– В кроватке вместе с ребенком оставили кофту, – медсестра вытерла рот рукой, будто стирая что-то отвратительное на вкус. – Фиолетовый женский кардиган с застежкой спереди, размера «М», популярной для того времени марки «Сирс»… Видимо, кофту подложили в кроватку, чтобы девочке было теплее. – Она помолчала. – К трикотажу пристали несколько очень длинных темно-каштановых волос и короткие темно-русые, а еще на кофте оказались сравнительно свежие следы семенной жидкости.
Энджи замутило.
– Почему вы решили, что это именно семенная жидкость?
– Пятна светились в ультрафиолетовом свете, что указывало на присутствие флавина и холин-содержащего белка, характерных для мужского семени.
– Кофту приобщили к делу?
– Вместе со всеми фотографиями, платьем и трусиками малютки, вымазанным в крови плюшевым мишкой и результатами осмотра на изнасилование. Полицейские взяли образцы крови, размазанной на наружных дверцах «ангельской колыбели», забрали две пули – одну выковыряли из нашей стены – и несколько стреляных гильз. Обо всем этом наши сотрудники не сказали прессе ни слова.
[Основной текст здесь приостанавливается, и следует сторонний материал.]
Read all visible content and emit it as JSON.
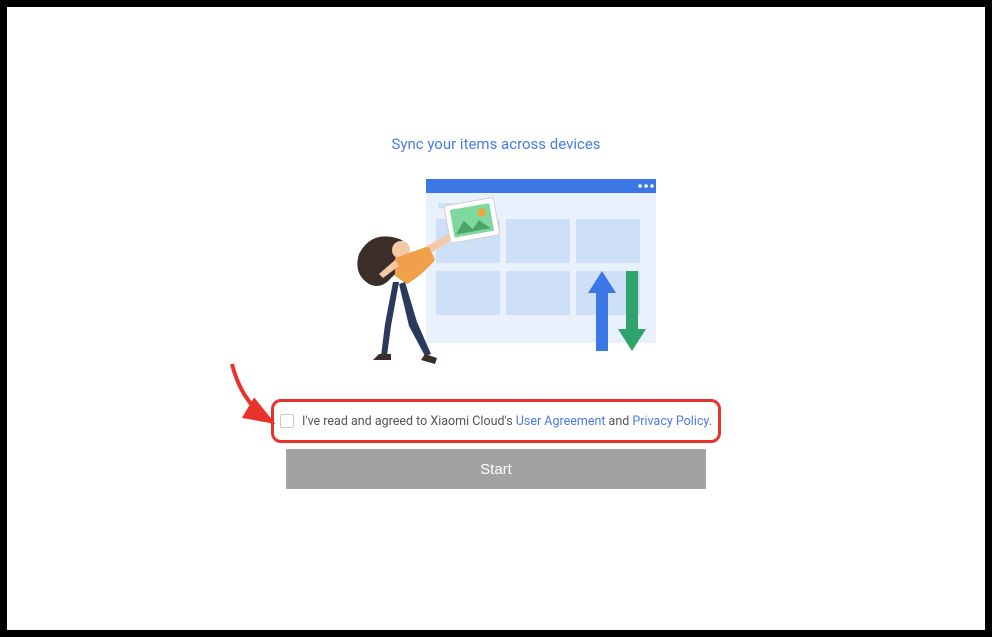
{
  "title": "Sync your items across devices",
  "agreement": {
    "prefix": "I've read and agreed to Xiaomi Cloud's ",
    "link1": "User Agreement",
    "middle": " and ",
    "link2": "Privacy Policy",
    "suffix": "."
  },
  "start_label": "Start",
  "colors": {
    "accent": "#4a7be5",
    "button_disabled": "#a2a2a2",
    "highlight": "#e8322a"
  }
}
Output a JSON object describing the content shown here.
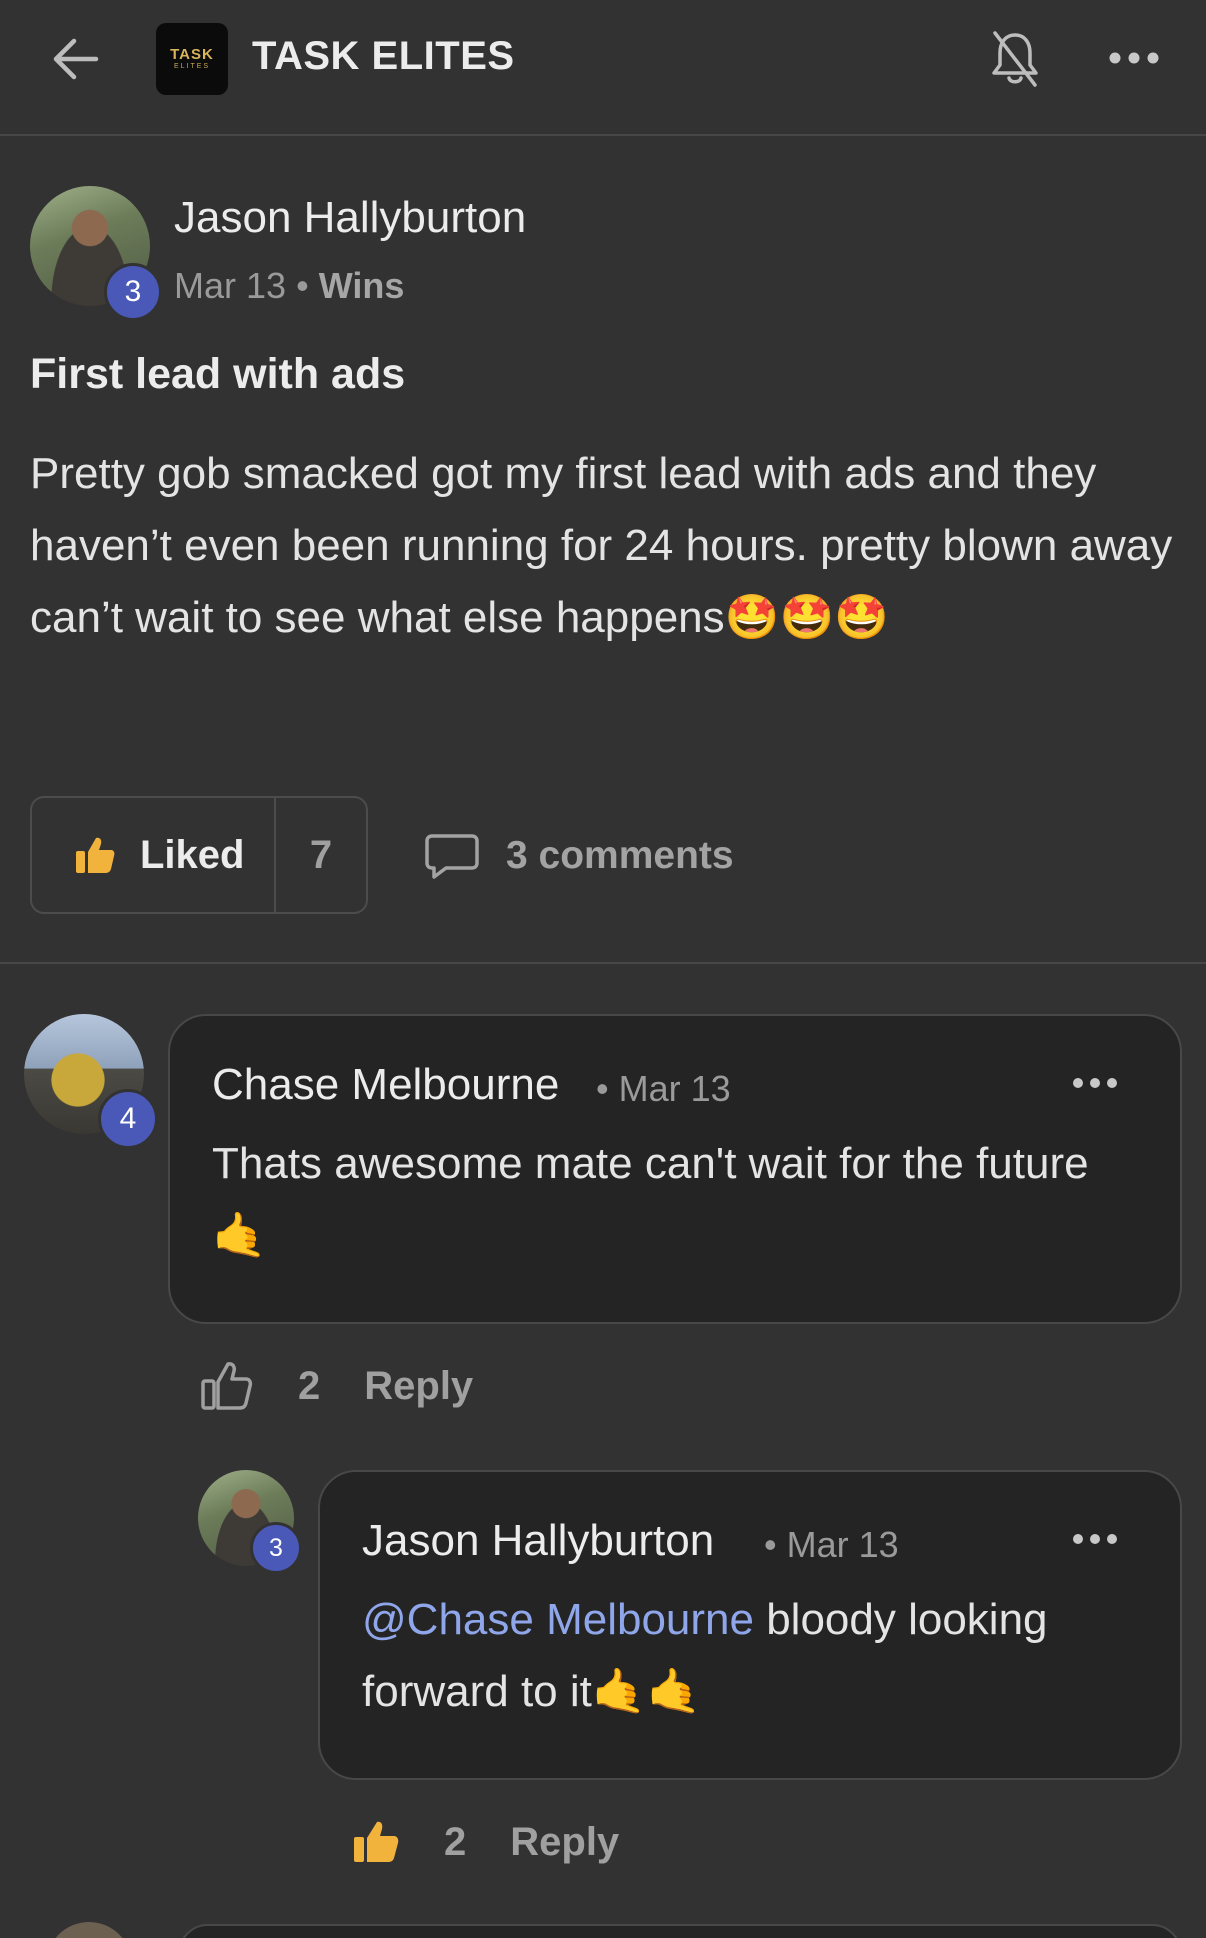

То есть существовал отчет баллистиков, серологический анализ и группа крови, микроскопический анализ найденных волосков, а теперь все это можно расцеловать в известное место благодаря полицейским порядкам. Энджи крепко выругалась про себя.
– Сейчас все это можно было заново изучить с помощью современных методов, которых просто не существовало тридцать лет назад…
– Мне очень жаль.
Энджи прерывисто втянула воздух.
– А девочка так и не сказала ни слова? Вот прямо-таки за все время пребывания в больнице?
– Ни единого словечка. Мы не знали – не то это результат пережитого шока, не то она просто жила в таких условиях, что не научилась говорить. У запущенных деток задержка речи не редкость. Когда за ней никто не пришел и не искал, а она не могла или не хотела сказать нам, как ее зовут, полицейские начали звать ее Дженни – уменьшительное от Джейн Доу[1]. Через несколько недель мы ее выписали, и она поступила под опеку государства. В больницу к ней регулярно приходили социальные работники и детский психолог – через них полицейские много раз пытались расспросить малютку, но «Дженни Доу» только молча смотрела на них. Приходила полицейская художница. Она изобразила девочку без пореза на лице, и этот рисунок напечатали все газеты. Постеры с портретом были расклеены по всему городу, и по телевизору тоже показывали и спрашивали, не знает ли кто этого ребенка.
– Я видела рисунок в статье в Интернете, – тихо сказала Энджи. – Неужели столько усилий – и все впустую?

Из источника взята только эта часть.